To "kiss" this affair goodbye, underdevelopment and dragging - especially in aimless spells of no dialogue - allow you to meditate upon natural shortcomings, of which there are so many that the final product runs a real risk of collapsing into the mediocrity that it miraculously manages to fend off with the attractive style, decent performances and thoughtfully paced, reasonably engaging directorial storytelling that make "Killer's Kiss" yet another entertaining early accomplishment for Stanley Kubrick, seriously flawed though it may be.

2.5/5 - Fair
Super Reviewer
October 11, 2012
I don't think it's fair just because Kubrick was a young director that's an excuse to over rate this film. Romero, Nolan, and Richard Kelly had possibly there best works in there debut films. This was just wasn't great, Kubrick used some intresting techniques, by just shooting street props for moments of time, but that's not reason to make it fresh. For a 67 minute film it sure is dry, and I for the life of me can't understand what was attractive about that selfish lady, she was just as bad as the one from The Killing. There were also some very clear plot holes in the screen play, ones that were easy to spot too.
Super Reviewer
½ December 29, 2011
Good camera work. The music was a nice aspect to that film because it drives the film forward. An average script with average actors, the dialogue was rather boring. Much of the film is conventional, but at times it loosens up and comes to life. Of course, this is very early Kubrick. Near the end it begins to really come to life in terms of it having that Kubrick feel to it. The final scene where Davey is visciously attacked is shocking and the best moments of the film come after it. When Davey wanders into the apartment with the mannequins, I finally saw absolute proof of this film having shaped Kubrick his unique style. CHEESY ending. He should've cut the film 2 minutes earlier.
Super Reviewer
½ June 10, 2011
The nighttime shots of New York are amazing and fit the mood and feel of the film hand in hand. The story itself is one of hard luck, jealousy, love and of course violence. Kubrick's second feature film is a prototype, albeit itself a wonderful film, to his third film The Killing. Killer's Kiss is a wonderfully dark and edgy noir piece that Kubrick achieved with a mere $40,000 budget and doing most of the work himself! You could see how the director was already gifted even at the age of 28 and this film foreshadows just hot great a director he would be throughout his vast career in film.

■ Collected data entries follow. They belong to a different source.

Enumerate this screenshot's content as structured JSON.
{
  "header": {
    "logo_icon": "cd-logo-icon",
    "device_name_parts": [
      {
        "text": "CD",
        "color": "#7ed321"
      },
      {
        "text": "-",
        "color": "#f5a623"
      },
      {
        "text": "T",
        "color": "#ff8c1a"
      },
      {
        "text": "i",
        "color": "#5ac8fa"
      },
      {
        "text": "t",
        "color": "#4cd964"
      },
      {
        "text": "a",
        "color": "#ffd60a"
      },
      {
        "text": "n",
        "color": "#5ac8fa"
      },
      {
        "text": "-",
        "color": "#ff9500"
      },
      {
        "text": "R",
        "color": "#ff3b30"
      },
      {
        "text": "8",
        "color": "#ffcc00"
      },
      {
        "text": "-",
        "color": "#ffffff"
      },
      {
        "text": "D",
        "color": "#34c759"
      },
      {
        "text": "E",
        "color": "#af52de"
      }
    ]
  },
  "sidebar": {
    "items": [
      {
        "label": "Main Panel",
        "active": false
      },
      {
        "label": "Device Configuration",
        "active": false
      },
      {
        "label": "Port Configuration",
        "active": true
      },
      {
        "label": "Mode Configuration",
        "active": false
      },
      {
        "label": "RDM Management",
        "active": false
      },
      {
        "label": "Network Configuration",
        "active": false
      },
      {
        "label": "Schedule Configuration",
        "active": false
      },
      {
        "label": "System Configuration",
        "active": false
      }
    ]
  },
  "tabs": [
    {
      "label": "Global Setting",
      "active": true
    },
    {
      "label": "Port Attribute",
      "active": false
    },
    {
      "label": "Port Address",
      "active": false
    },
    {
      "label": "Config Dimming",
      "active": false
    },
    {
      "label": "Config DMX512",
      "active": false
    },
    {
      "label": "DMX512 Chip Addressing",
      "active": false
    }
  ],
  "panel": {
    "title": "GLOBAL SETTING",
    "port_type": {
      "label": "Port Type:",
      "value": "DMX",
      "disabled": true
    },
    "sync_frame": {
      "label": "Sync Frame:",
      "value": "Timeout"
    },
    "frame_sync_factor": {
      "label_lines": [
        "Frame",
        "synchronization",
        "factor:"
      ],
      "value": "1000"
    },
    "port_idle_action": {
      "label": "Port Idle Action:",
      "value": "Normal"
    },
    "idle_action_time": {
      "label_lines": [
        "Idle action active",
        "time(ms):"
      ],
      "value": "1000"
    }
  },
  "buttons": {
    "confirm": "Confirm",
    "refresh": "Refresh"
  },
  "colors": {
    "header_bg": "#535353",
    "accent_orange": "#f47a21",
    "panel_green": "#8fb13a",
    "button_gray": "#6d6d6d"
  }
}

Highly Recommended, especially if you are a Film-Noir junkie like myself!
Super Reviewer
April 17, 2010
Fascinating early work from one of cinema's masters.
Francisco G.
Super Reviewer
½ November 28, 2012
A very well shot noir story, with some beautiful scenes, like the ballet scene, the last fighting scene amongst others, with a story that's a bit too simplistic but works for the most part.

Feels more like an exercise for Kubrick's to perfect his technique rather than anything else but it works and is a welcome addition to his upcoming masterpieces.
Super Reviewer
August 4, 2012
It's understandable why "Killer's Kiss" is left out of the conversation when people talk about Stanley Kubrick. It's his most unremarkable outing; a film that's greatly lacking in several crucial aspects. Poor acting, shallow writing and a painfully slow pace contribute to the film's overall blandness. The photography and editing are unique in places, but for the most part, "Killer's Kiss" is forgettable. I understand that it was a low-budget venture, but since when does having a low budget call for poor craftsmanship?
Critique Threatt
Super Reviewer
April 20, 2010
Stanley Kubrick's early works. If anything the locations of Manhattan caught my eye rather then the characters. Still K'sK deserves a tomato.